Create a direct access OIDC app in Okta for Opti ID

  1. In the Okta Admin Console, go to Applications > Applications: https://[your-domain].okta.com/admin/apps/active.
  2. Click Create App Integration and complete the following, then click Next:
    • Sign-in method – Select OIDC - OpenID Connect.
    • Application type – Select Web Application.
  3. In the General Settings step, complete the following:
    • App integration name – Enter a name for the application (for example, Optimizely SSO).
    • Logo (Optional) – You can optionally select a logo.
    • Grant type – Select Authorization Code and Refresh Token.
    • Sign-in redirect URIs – Enter https://login.optimizely.com/oauth2/v1/authorize/callback.
  4. In the Assignments step, complete the following, then click Save:
    • Controlled access – Assign a group or leave the default (everyone).
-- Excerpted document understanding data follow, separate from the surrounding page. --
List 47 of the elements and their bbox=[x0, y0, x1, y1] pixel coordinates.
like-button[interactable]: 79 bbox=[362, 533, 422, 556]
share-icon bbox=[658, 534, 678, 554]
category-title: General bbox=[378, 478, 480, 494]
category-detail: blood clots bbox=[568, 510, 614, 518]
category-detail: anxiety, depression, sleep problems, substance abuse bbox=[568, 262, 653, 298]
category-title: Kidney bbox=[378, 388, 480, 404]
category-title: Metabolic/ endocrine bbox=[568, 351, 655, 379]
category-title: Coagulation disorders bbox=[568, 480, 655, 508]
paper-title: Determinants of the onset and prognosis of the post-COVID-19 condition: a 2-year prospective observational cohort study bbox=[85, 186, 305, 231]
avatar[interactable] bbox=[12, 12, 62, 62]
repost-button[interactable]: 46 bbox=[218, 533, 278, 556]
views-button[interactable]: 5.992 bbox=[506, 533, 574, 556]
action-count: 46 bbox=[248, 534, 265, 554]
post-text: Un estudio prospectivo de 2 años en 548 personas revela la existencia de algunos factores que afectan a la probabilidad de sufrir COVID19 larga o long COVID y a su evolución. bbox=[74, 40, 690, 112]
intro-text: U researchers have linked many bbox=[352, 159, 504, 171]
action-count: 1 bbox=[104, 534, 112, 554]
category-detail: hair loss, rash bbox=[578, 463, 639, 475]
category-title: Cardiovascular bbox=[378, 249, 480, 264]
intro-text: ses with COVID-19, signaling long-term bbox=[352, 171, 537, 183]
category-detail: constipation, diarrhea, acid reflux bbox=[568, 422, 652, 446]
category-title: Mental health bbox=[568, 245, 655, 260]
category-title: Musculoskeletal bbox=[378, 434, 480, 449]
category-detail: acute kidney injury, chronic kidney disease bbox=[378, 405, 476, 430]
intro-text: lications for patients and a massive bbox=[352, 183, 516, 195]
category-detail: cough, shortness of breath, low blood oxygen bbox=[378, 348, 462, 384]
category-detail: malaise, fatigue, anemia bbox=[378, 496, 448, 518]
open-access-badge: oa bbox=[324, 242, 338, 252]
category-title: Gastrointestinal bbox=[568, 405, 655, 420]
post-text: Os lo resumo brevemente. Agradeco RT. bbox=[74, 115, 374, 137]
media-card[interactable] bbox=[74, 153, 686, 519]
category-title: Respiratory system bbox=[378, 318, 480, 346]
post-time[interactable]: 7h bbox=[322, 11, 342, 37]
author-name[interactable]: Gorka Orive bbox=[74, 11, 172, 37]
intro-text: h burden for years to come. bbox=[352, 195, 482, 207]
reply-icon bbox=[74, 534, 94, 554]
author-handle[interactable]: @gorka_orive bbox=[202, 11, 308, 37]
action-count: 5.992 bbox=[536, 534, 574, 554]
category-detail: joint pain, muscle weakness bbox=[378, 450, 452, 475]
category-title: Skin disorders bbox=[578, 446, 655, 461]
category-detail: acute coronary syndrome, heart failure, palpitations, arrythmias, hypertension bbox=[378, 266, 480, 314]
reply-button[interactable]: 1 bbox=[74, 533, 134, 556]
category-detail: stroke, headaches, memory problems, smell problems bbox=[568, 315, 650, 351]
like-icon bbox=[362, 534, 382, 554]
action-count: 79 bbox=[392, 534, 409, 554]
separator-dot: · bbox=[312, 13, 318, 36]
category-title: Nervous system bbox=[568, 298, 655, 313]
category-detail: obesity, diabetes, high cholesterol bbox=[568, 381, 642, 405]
If you limit access to specific groups, verify that the groups you select include the users you want to have access.
    • Enable immediate access – Select this checkbox.
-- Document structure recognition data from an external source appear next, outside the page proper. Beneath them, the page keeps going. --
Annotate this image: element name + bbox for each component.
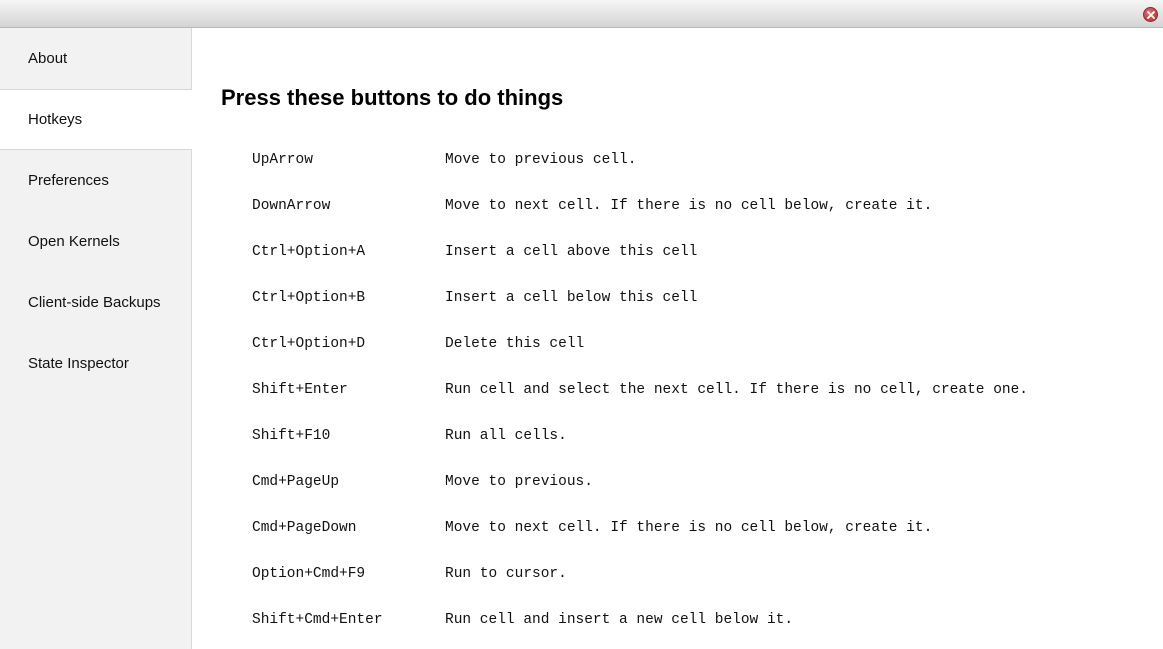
hotkey-row: Shift+F10 Run all cells. (252, 428, 1028, 474)
hotkey-key: Ctrl+Option+A (252, 244, 366, 260)
hotkey-description: Move to previous cell. (445, 152, 637, 168)
hotkey-description: Delete this cell (445, 336, 585, 352)
hotkey-row: DownArrow Move to next cell. If there is… (252, 198, 1028, 244)
hotkey-key: UpArrow (252, 152, 313, 168)
hotkey-row: Option+Cmd+F9 Run to cursor. (252, 566, 1028, 612)
sidebar-item-state-inspector[interactable]: State Inspector (0, 333, 191, 394)
sidebar-item-hotkeys[interactable]: Hotkeys (0, 89, 192, 150)
hotkey-key: Ctrl+Option+B (252, 290, 366, 306)
hotkey-description: Insert a cell below this cell (445, 290, 698, 306)
hotkey-description: Move to next cell. If there is no cell b… (445, 198, 933, 214)
hotkey-description: Move to next cell. If there is no cell b… (445, 520, 933, 536)
hotkey-key: DownArrow (252, 198, 331, 214)
hotkey-key: Cmd+PageDown (252, 520, 357, 536)
sidebar-item-label: Hotkeys (28, 111, 83, 128)
hotkey-row: Cmd+PageDown Move to next cell. If there… (252, 520, 1028, 566)
hotkey-list: UpArrow Move to previous cell. DownArrow… (252, 152, 1028, 649)
hotkey-row: Ctrl+Option+A Insert a cell above this c… (252, 244, 1028, 290)
hotkey-key: Shift+F10 (252, 428, 331, 444)
hotkey-description: Run to cursor. (445, 566, 567, 582)
hotkey-description: Run all cells. (445, 428, 567, 444)
hotkey-row: UpArrow Move to previous cell. (252, 152, 1028, 198)
hotkey-row: Shift+Cmd+Enter Run cell and insert a ne… (252, 612, 1028, 649)
hotkey-row: Ctrl+Option+D Delete this cell (252, 336, 1028, 382)
hotkey-row: Ctrl+Option+B Insert a cell below this c… (252, 290, 1028, 336)
sidebar: About Hotkeys Preferences Open Kernels C… (0, 28, 192, 649)
hotkeys-panel: Press these buttons to do things UpArrow… (192, 28, 1163, 649)
sidebar-item-label: State Inspector (28, 355, 129, 372)
close-icon[interactable] (1143, 7, 1158, 22)
hotkey-key: Option+Cmd+F9 (252, 566, 366, 582)
sidebar-item-about[interactable]: About (0, 28, 191, 89)
sidebar-item-preferences[interactable]: Preferences (0, 150, 191, 211)
hotkey-description: Run cell and select the next cell. If th… (445, 382, 1028, 398)
hotkey-key: Ctrl+Option+D (252, 336, 366, 352)
hotkey-description: Move to previous. (445, 474, 593, 490)
hotkey-key: Shift+Enter (252, 382, 348, 398)
sidebar-item-open-kernels[interactable]: Open Kernels (0, 211, 191, 272)
hotkey-row: Shift+Enter Run cell and select the next… (252, 382, 1028, 428)
sidebar-item-label: Preferences (28, 172, 109, 189)
hotkey-description: Run cell and insert a new cell below it. (445, 612, 794, 628)
sidebar-item-client-side-backups[interactable]: Client-side Backups (0, 272, 191, 333)
page-title: Press these buttons to do things (221, 85, 564, 110)
hotkey-key: Cmd+PageUp (252, 474, 340, 490)
hotkey-description: Insert a cell above this cell (445, 244, 698, 260)
sidebar-item-label: Open Kernels (28, 233, 120, 250)
settings-window: About Hotkeys Preferences Open Kernels C… (0, 0, 1163, 649)
hotkey-key: Shift+Cmd+Enter (252, 612, 383, 628)
title-bar (0, 0, 1163, 28)
sidebar-item-label: Client-side Backups (28, 294, 161, 311)
hotkey-row: Cmd+PageUp Move to previous. (252, 474, 1028, 520)
sidebar-item-label: About (28, 50, 68, 67)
  5. Gather the following information from the settings page that displays, which you will use to configure SSO in Opti ID:
    • Client ID – In the Client Credentials section of the General tab of the new application's settings in Okta.
    • Client Secret – In the Client Secrets section of the General tab of the new application's settings in Okta.
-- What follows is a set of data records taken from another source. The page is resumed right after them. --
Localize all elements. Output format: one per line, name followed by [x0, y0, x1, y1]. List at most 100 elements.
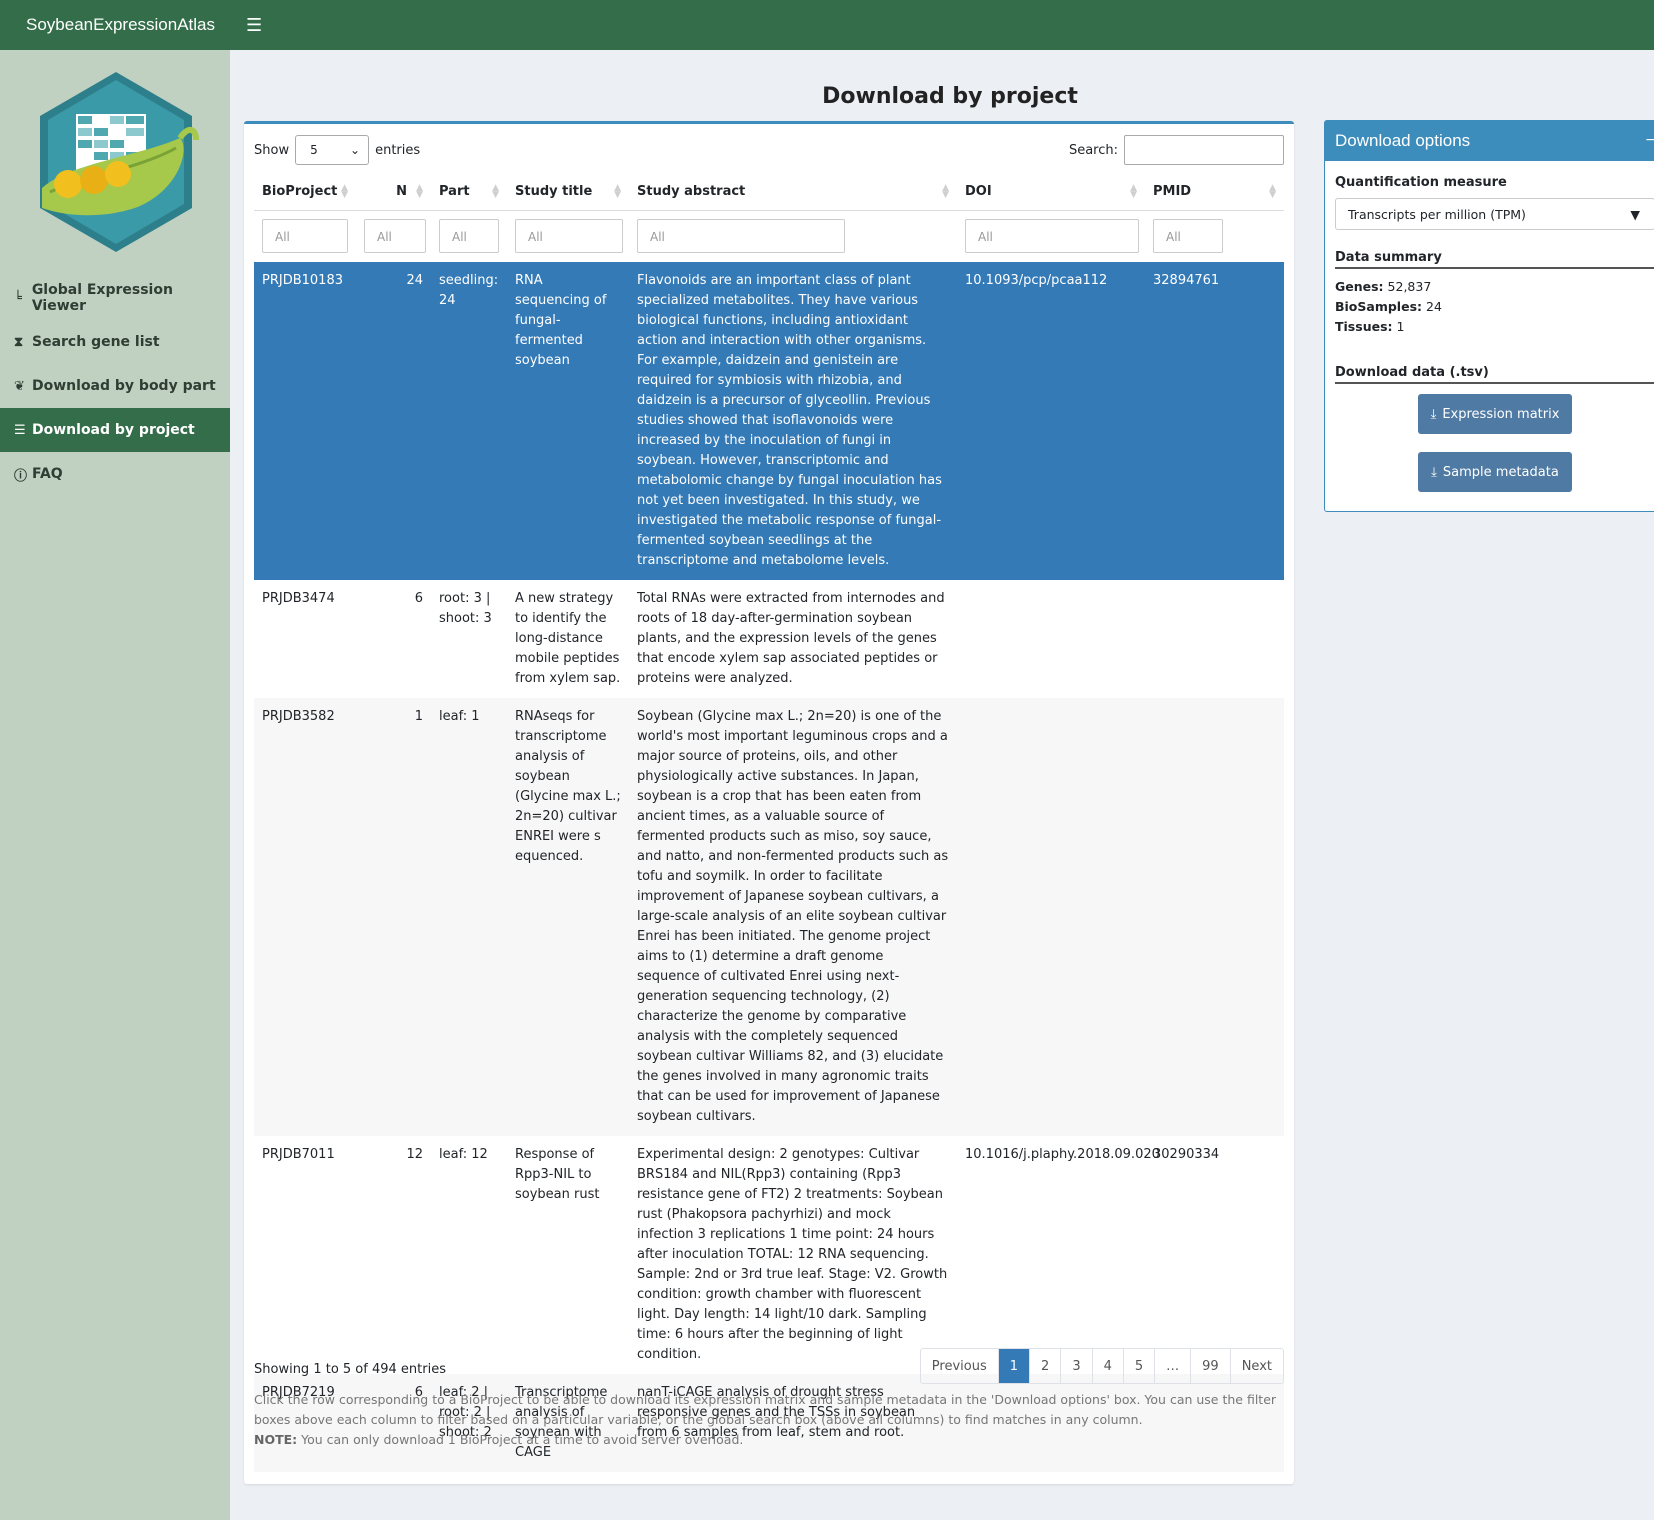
table-controls: Show 5 ⌄ entries Search: [254, 134, 1284, 166]
quantification-measure-select[interactable]: Transcripts per million (TPM) ▼ [1335, 198, 1654, 230]
search-label: Search: [1068, 142, 1118, 158]
cell-study-abstract: Experimental design: 2 genotypes: Cultiv… [637, 1147, 948, 1362]
column-header-part[interactable]: Part ▲ ▼ [431, 174, 507, 211]
data-summary: Genes: 52,837 BioSamples: 24 Tissues: 1 [1335, 277, 1654, 337]
cell-part: root: 3 | shoot: 3 [439, 591, 492, 626]
download-icon: ⤓ [1430, 406, 1437, 422]
genes-stat: Genes: 52,837 [1335, 279, 1432, 294]
download-data-title: Download data (.tsv) [1335, 365, 1654, 384]
cell-bioproject: PRJDB3582 [262, 709, 335, 724]
column-header-study-abstract[interactable]: Study abstract ▲ ▼ [629, 174, 957, 211]
show-label: Show [254, 142, 290, 158]
column-header-pmid[interactable]: PMID ▲ ▼ [1145, 174, 1284, 211]
table-row[interactable]: PRJDB3582 1 leaf: 1 RNAseqs for transcri… [254, 698, 1284, 1136]
cell-n: 1 [414, 709, 423, 724]
pagination-page-99[interactable]: 99 [1190, 1349, 1230, 1383]
filter-input-doi[interactable]: All [965, 219, 1139, 254]
table-row[interactable]: PRJDB7011 12 leaf: 12 Response of Rpp3-N… [254, 1136, 1284, 1374]
sidebar-item-faq[interactable]: ⓘ FAQ [0, 452, 230, 496]
column-header-n[interactable]: N ▲ ▼ [356, 174, 431, 211]
sidebar-item-search-gene-list[interactable]: ⧗ Search gene list [0, 320, 230, 364]
sidebar-item-label: Search gene list [32, 334, 160, 350]
cell-study-abstract: Soybean (Glycine max L.; 2n=20) is one o… [637, 709, 949, 1124]
pagination-previous[interactable]: Previous [921, 1349, 998, 1383]
sample-metadata-button[interactable]: ⤓ Sample metadata [1418, 452, 1572, 492]
download-options-body: Quantification measure Transcripts per m… [1325, 161, 1654, 502]
cell-doi: 10.1016/j.plaphy.2018.09.020 [965, 1147, 1160, 1162]
search-input[interactable] [1124, 135, 1284, 165]
sample-metadata-label: Sample metadata [1442, 464, 1559, 480]
projects-table-card: Show 5 ⌄ entries Search: BioProject▲▼ [244, 121, 1294, 1484]
cell-doi: 10.1093/pcp/pcaa112 [965, 273, 1108, 288]
projects-table: BioProject ▲ ▼ N ▲ ▼ Part ▲ ▼ Study title ▲ ▼ St… [254, 174, 1284, 1472]
brand-title[interactable]: SoybeanExpressionAtlas [0, 15, 230, 35]
table-info: Showing 1 to 5 of 494 entries [254, 1362, 446, 1377]
content-area: Download by project Show 5 ⌄ entries Sea… [230, 50, 1654, 1520]
cell-n: 24 [406, 273, 423, 288]
cell-n: 6 [414, 591, 423, 606]
pagination-next[interactable]: Next [1229, 1349, 1283, 1383]
filter-row: All All All All All All All [254, 210, 1284, 262]
sidebar-item-download-by-project[interactable]: ☰ Download by project [0, 408, 230, 452]
expression-matrix-button[interactable]: ⤓ Expression matrix [1418, 394, 1572, 434]
collapse-icon[interactable]: − [1646, 132, 1654, 150]
question-circle-icon: ⓘ [14, 468, 28, 484]
pagination: Previous 1 2 3 4 5 … 99 Next [919, 1348, 1284, 1384]
sort-icon: ▲ ▼ [942, 183, 949, 200]
sort-icon: ▲ ▼ [341, 183, 348, 200]
cell-part: leaf: 12 [439, 1147, 488, 1162]
page-title: Download by project [822, 84, 1078, 109]
pagination-page-5[interactable]: 5 [1122, 1349, 1154, 1383]
cell-pmid: 30290334 [1153, 1147, 1220, 1162]
sidebar-item-label: Download by body part [32, 378, 216, 394]
table-row[interactable]: PRJDB3474 6 root: 3 | shoot: 3 A new str… [254, 580, 1284, 698]
header-row: BioProject ▲ ▼ N ▲ ▼ Part ▲ ▼ Study title ▲ ▼ St… [254, 174, 1284, 211]
top-navbar: SoybeanExpressionAtlas ☰ [0, 0, 1654, 50]
cell-n: 12 [406, 1147, 423, 1162]
pagination-page-4[interactable]: 4 [1091, 1349, 1123, 1383]
note-strong: NOTE: [254, 1432, 298, 1447]
column-header-doi[interactable]: DOI ▲ ▼ [957, 174, 1145, 211]
tissues-stat: Tissues: 1 [1335, 319, 1405, 334]
table-row-selected[interactable]: PRJDB10183 24 seedling: 24 RNA sequencin… [254, 262, 1284, 580]
download-buttons: ⤓ Expression matrix ⤓ Sample metadata [1335, 394, 1654, 492]
sidebar-item-download-by-body-part[interactable]: ❦ Download by body part [0, 364, 230, 408]
sort-icon: ▲ ▼ [1130, 183, 1137, 200]
page-length-value: 5 [310, 143, 318, 157]
quantification-measure-value: Transcripts per million (TPM) [1348, 206, 1526, 222]
column-header-study-title[interactable]: Study title ▲ ▼ [507, 174, 629, 211]
chevron-down-icon: ⌄ [350, 143, 361, 157]
quantification-measure-label: Quantification measure [1335, 175, 1507, 190]
note-rest: You can only download 1 BioProject at a … [297, 1432, 744, 1447]
filter-input-bioproject[interactable]: All [262, 219, 348, 254]
filter-input-study-abstract[interactable]: All [637, 219, 845, 254]
download-options-box: Download options − Quantification measur… [1324, 120, 1654, 512]
list-check-icon: ☰ [14, 422, 26, 438]
filter-input-study-title[interactable]: All [515, 219, 623, 254]
pagination-page-3[interactable]: 3 [1060, 1349, 1091, 1383]
filter-input-pmid[interactable]: All [1153, 219, 1223, 254]
cell-part: seedling: 24 [439, 273, 499, 308]
bar-chart-icon: ╘ [14, 290, 22, 306]
sidebar-nav: ╘ Global Expression Viewer ⧗ Search gene… [0, 276, 230, 496]
filter-input-n[interactable]: All [364, 219, 426, 254]
pagination-page-2[interactable]: 2 [1029, 1349, 1060, 1383]
page-length-select[interactable]: 5 ⌄ [295, 135, 370, 165]
caret-down-icon: ▼ [1630, 206, 1640, 222]
cell-pmid [1145, 698, 1284, 1136]
cell-bioproject: PRJDB7011 [262, 1147, 335, 1162]
cell-doi [957, 580, 1145, 698]
download-options-title: Download options [1335, 131, 1471, 150]
cell-study-abstract: Total RNAs were extracted from internode… [637, 591, 945, 686]
column-header-bioproject[interactable]: BioProject ▲ ▼ [254, 174, 356, 211]
cell-study-title: A new strategy to identify the long-dist… [515, 591, 621, 686]
global-search: Search: [1069, 135, 1284, 165]
menu-toggle-icon[interactable]: ☰ [246, 15, 262, 36]
cell-pmid [1145, 580, 1284, 698]
download-options-header: Download options − [1325, 121, 1654, 161]
cell-bioproject: PRJDB3474 [262, 591, 335, 606]
sidebar-item-label: FAQ [32, 466, 63, 482]
pagination-page-1[interactable]: 1 [997, 1349, 1030, 1383]
filter-input-part[interactable]: All [439, 219, 499, 254]
sidebar-item-global-expression-viewer[interactable]: ╘ Global Expression Viewer [0, 276, 230, 320]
    • OpenID Connect metadata document URL
      • https://${yourOktaDomain}/.well-known/openid-configuration – If you are using the default Org Authorization Server.
      • https://${yourOktaDomain}/oauth2/${authorizationServerId}/.well-known/openid-configuration – If you are using a Custom Authorization Server.
  6. Go to https://login.optimizely.com and log in using your technical contact email and password. For more information about properly activating the technical contact user, see Technical contact login.
  7. After you log in, you should be on the home dashboard (home.optimizely.com/dashboard). Click Admin Center.
  8. Go to Settings > SSO, select OIDC as the connection type, and complete the following fields:
    • Provider – Select Okta.
    • Client ID – Enter the Application ID from step 7 above.
    • Client Secret – Enter the secret from step 7 above.
    • Well Known Metadata URL – Enter the OpenID Connect metadata document URL from step 7 above.
  9. Click Submit. If the Authorization URL, Issuer URL, JWKS URL, Token URL, and User Info URL fields do not automatically populate based on the metadata URL, you must manually configure them.
  10. You can now test your SSO connection by logging out of Opti ID and logging back in. The login flow should now direct you to your Okta provider.

Test the setup

Open an incognito window and go to https://login.optimizely.com. When you enter your email and click Next, it should redirect you to your organization's IdP. Double check your settings if there are any issues with signing in with your incognito window.

If it does not work correctly, see the Opti ID troubleshooting articles. If you cannot resolve the issue, contact Optimizely Support.